25 For the scientific R&D services industry (ISIC 72), there is no 2021 information in the OECD ANBERD database for China and Taiwan.
26 For the air and spacecraft and related machinery industry (ISIC 303), there is no 2021 or 2022 information in the OECD ANBERD database for China, the United Kingdom, and Taiwan. All top six industries highlighted here account for about three-fourths of U.S. and South Korea BERD expenditures based on OECD/ISIC data, close to two-thirds for Germany and Japan BERD expenditures, and 83% for Taiwan BERD expenditures. Other countries have missing data as noted earlier.
27 Publication output includes only those indexed in the Scopus database. The publication output discussion uses fractional counting, which credits coauthored publications according to the collaborating institutions or regions, countries, or economies based on the proportion of their participating authors. Country assignments refer to the institutional address of authors, with partial credit given for each international coauthorship. As part of the data analysis, filters were employed on the raw Scopus S&E publication data to remove publications with questionable quality, which appear in what are sometimes called predatory journals (NSB Indicators 2018: Bibliometric Data Filters).
28 The proportion of output attributable to the large producers is consistent whether using fractional counting, as in Figure DISC-22 and Table DISC-12, or whole counting, as in Table SDISC-21. There is a slight difference between the United States and China when looking at the whole-counting total production numbers. Using whole counting for 2023, the United States had 568,973 articles, whereas China had 1,003,473. A whole-counting measure allocates one full count to each region, country, or economy with an author contributing to the article; in fractional counting, each region, country, or economy receives a proportion of the count based on the number of authors from that region, country, or economy. For example, if an article had four authors—two from the United States, one from China, and one from Brazil—the fractional scores would be half for the United States, a quarter for China, and a quarter for Brazil. The use of whole counting or fractional counting to tally the publication output of countries can change the calculated publication count based on the degree to which a country is involved in international collaborations.

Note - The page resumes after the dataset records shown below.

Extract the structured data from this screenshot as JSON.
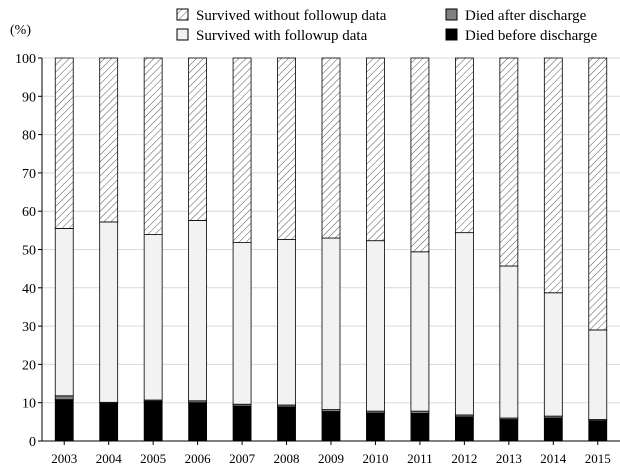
{
  "chart_data": {
    "type": "bar",
    "stacked": true,
    "ylabel": "(%)",
    "xlabel": "",
    "ylim": [
      0,
      100
    ],
    "yticks": [
      0,
      10,
      20,
      30,
      40,
      50,
      60,
      70,
      80,
      90,
      100
    ],
    "grid": true,
    "legend_position": "top-right",
    "categories": [
      "2003",
      "2004",
      "2005",
      "2006",
      "2007",
      "2008",
      "2009",
      "2010",
      "2011",
      "2012",
      "2013",
      "2014",
      "2015"
    ],
    "series": [
      {
        "name": "Died before discharge",
        "fill": "solid",
        "color": "#000000",
        "values": [
          10.8,
          9.8,
          10.4,
          10.0,
          9.1,
          8.9,
          7.7,
          7.3,
          7.2,
          6.3,
          5.6,
          6.0,
          5.3
        ]
      },
      {
        "name": "Died after discharge",
        "fill": "solid",
        "color": "#808080",
        "values": [
          1.0,
          0.3,
          0.3,
          0.5,
          0.5,
          0.5,
          0.5,
          0.5,
          0.6,
          0.5,
          0.4,
          0.5,
          0.3
        ]
      },
      {
        "name": "Survived with followup data",
        "fill": "solid",
        "color": "#f2f2f2",
        "values": [
          43.7,
          47.1,
          43.2,
          47.1,
          42.2,
          43.2,
          44.8,
          44.5,
          41.6,
          47.6,
          39.7,
          32.2,
          23.4
        ]
      },
      {
        "name": "Survived without followup data",
        "fill": "hatch",
        "color": "#ffffff",
        "values": [
          44.5,
          42.8,
          46.1,
          42.4,
          48.2,
          47.4,
          47.0,
          47.7,
          50.6,
          45.6,
          54.3,
          61.3,
          71.0
        ]
      }
    ],
    "legend_order": [
      "Survived without followup data",
      "Died after discharge",
      "Survived with followup data",
      "Died before discharge"
    ]
  }
}
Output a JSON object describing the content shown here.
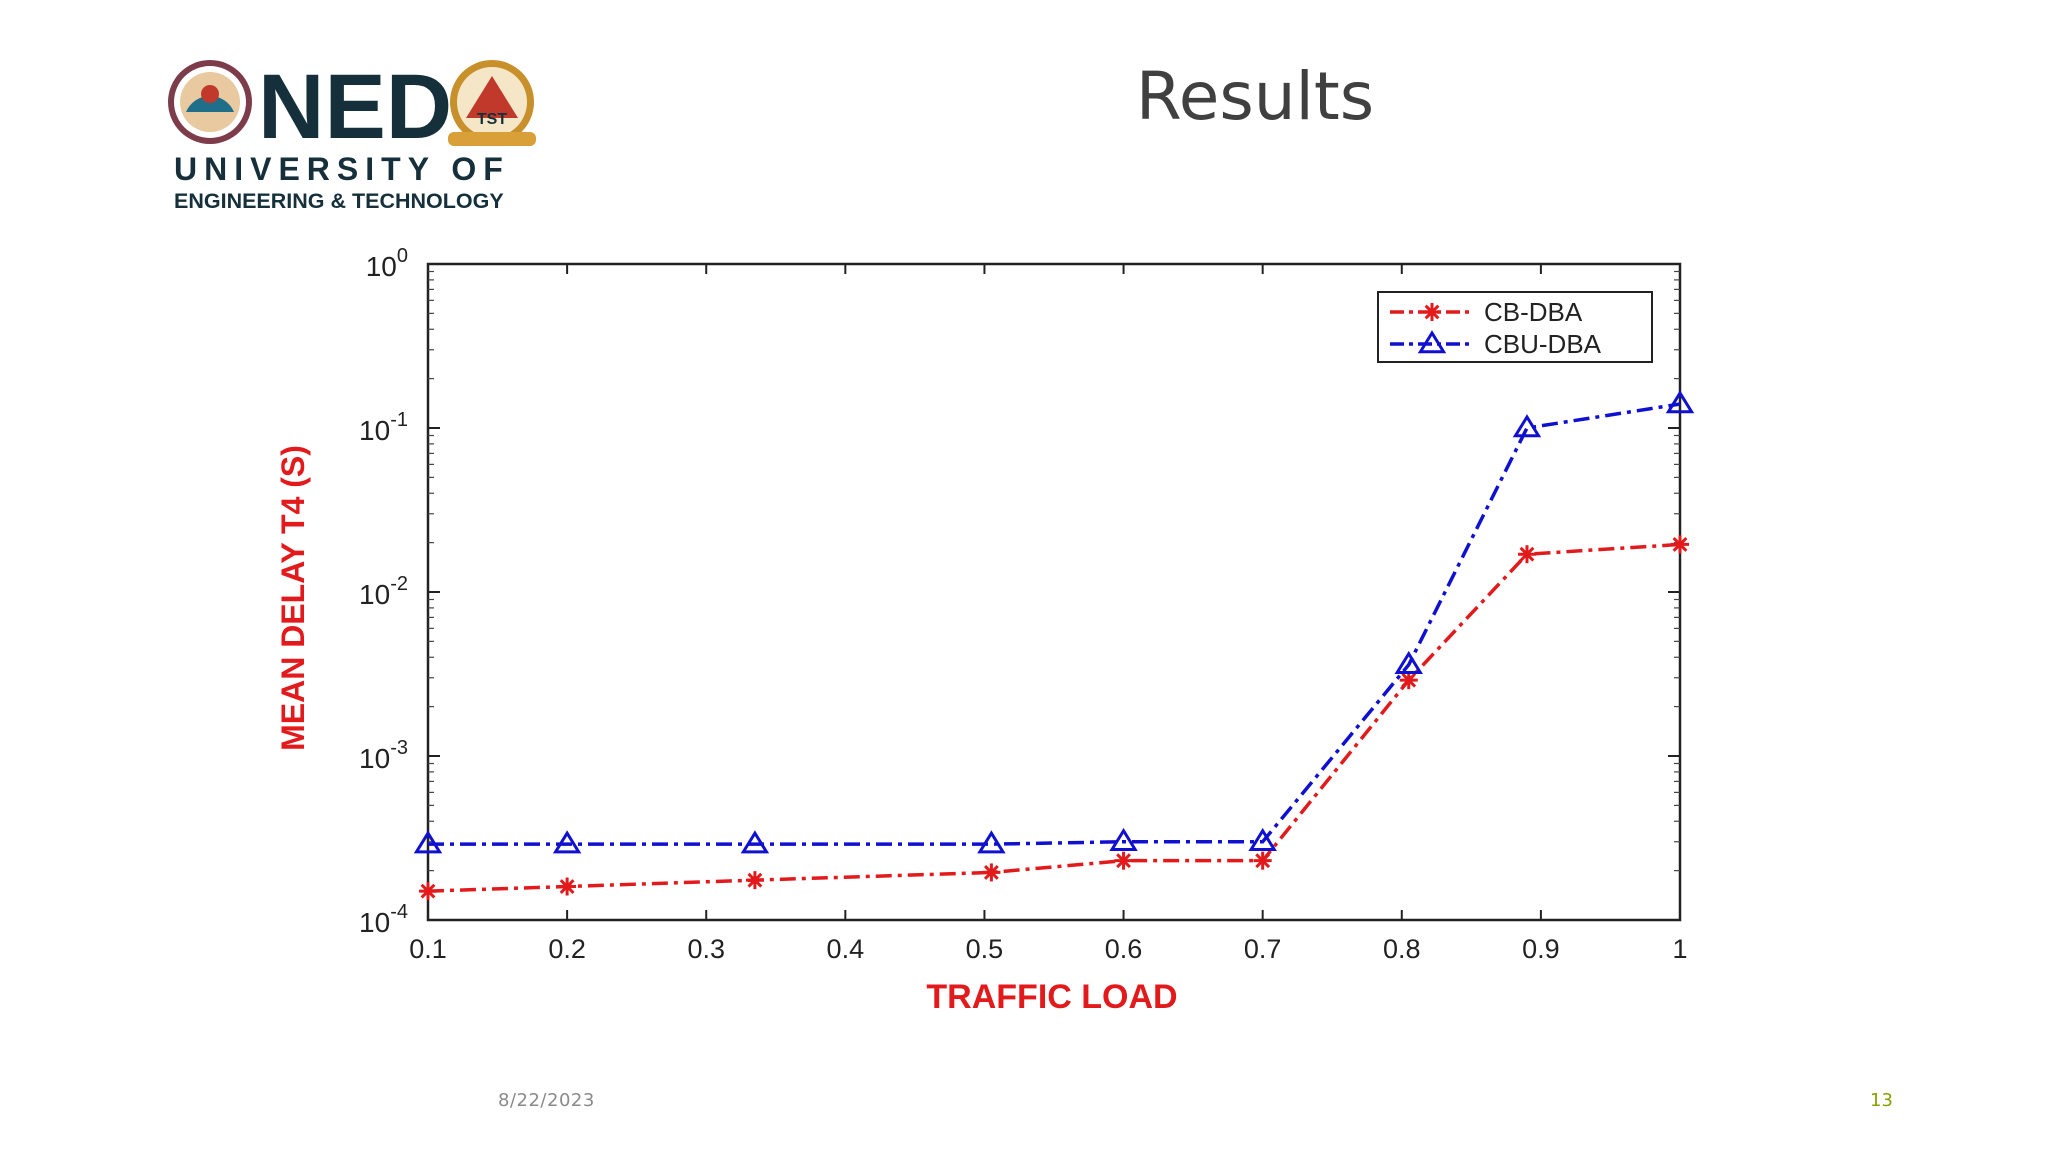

29 In mathematical terms, a region, country, or economy’s HCA ratio (the share of the articles ranked in the highest 1% based on citations) is computed as follows: Sx = HCAx / Ax, where Sx is the share of output from country x in the top 1% most-cited articles, HCAx is the number of articles from country x that are among the top 1% of most-cited articles, and Ax is the total number of articles from country x with a relative citation (RC) score. HCAx and Ax are based on whole counting. The RC score is a normalized citation score assigned to a publication and is used to rank articles into the top 1%. The RC score takes into consideration the citation behavior between fields and years of publication. Based on the observation that distinct differences in the citation rates of articles appear 2 years or more after publication, the HCA ratio is calculated with a time lag of at least 2 years (meaning that in 2024, the HCA ratios were calculated based on publications issued in 2022).
30 The unrounded HCA share of U.S. health science articles in 2023 was 1.8499%.
31 The total international collaboration rate differs from the rate of co-publications of individual regions, countries, or economies. Individual scores use whole counting, in which each geographic location with an institutional address on the publication receives 1 point. Therefore, the count for individual regions, countries, or economies will be larger than the number of publications that have authors with institutional addresses from two or more regions, countries, or economies, which is the basis for computing the total international collaboration rate.